A Mumbai couple and their associate have been convicted by a special Prevention of Terrorism Act (POTA) court for their role in the twin blasts at the iconic Gateway of India and Zaveri Bazar, a diamond market, in Mumbai on Aug 25, 2003. This is among the few bomb blast cases in the country where justice has been done as those who carried out the deadly bombings have been convicted. Many will point to the relatively short time in which the trial has been completed and judgments delivered. Indeed, compared with the serial blasts of 1993 where it took the courts 13 years to complete the investigations, examine witnesses, try the accused and deliver the judgment, the six years spent on the 2003 blasts case is relatively less.

However, it is only the planters of the bombs, the lowest in the hierarchy of the conspiracy — that have been convicted. The man suspected to be the chief conspirator could not be tried as he was killed in a police encounter a few months after the blasts. Three others were arrested but one, who claimed to be an LeT operative, turned approver and was pardoned, while the other two were discharged after a review by the special court last year.

Investigations revealed that the blasts were carried out by members of the Gujarat Muslim Revenge Force to avenge the violence that Muslims were subjected to in the 2002 communal riots in Gujarat. It is over seven years since that pogrom but many of those who carried out the attacks or enabled them are free. Conviction of those who carried out the 2003 Mumbai blasts will seem a partial delivery of justice so long as those guilty of the Gujarat carnage roam free.

Arrests and convictions in this case were possible because of evidence provided by a Mumbai cab driver, a key witness.

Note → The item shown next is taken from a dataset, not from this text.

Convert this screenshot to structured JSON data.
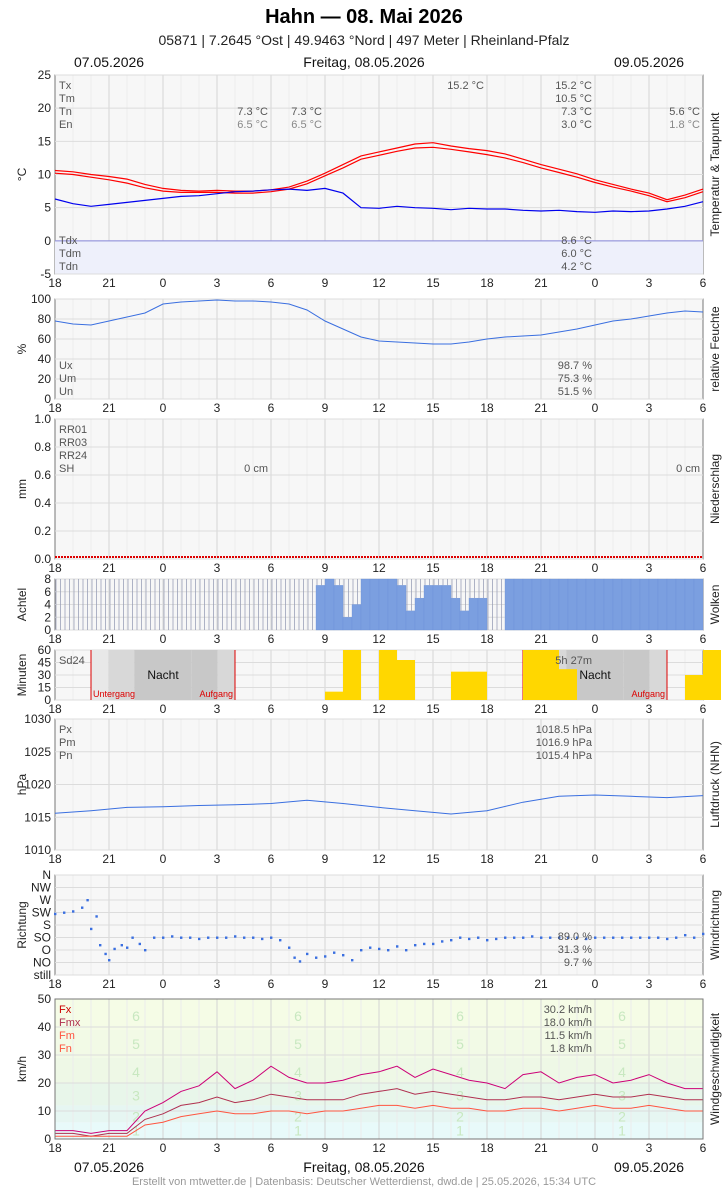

His identity was made public by the police making him vulnerable to attempts to silence him. It prompted calls for the setting up of a comprehensive witness protection programme. But six years on, files on this issue are gathering dust. Investigations and trials, especially of terrorism cases, are not easy as few witnesses are willing to come forward to provide evidence. Their fears are understandable. A whistleblower Act, which is being talked about for years, must be put in place immediately.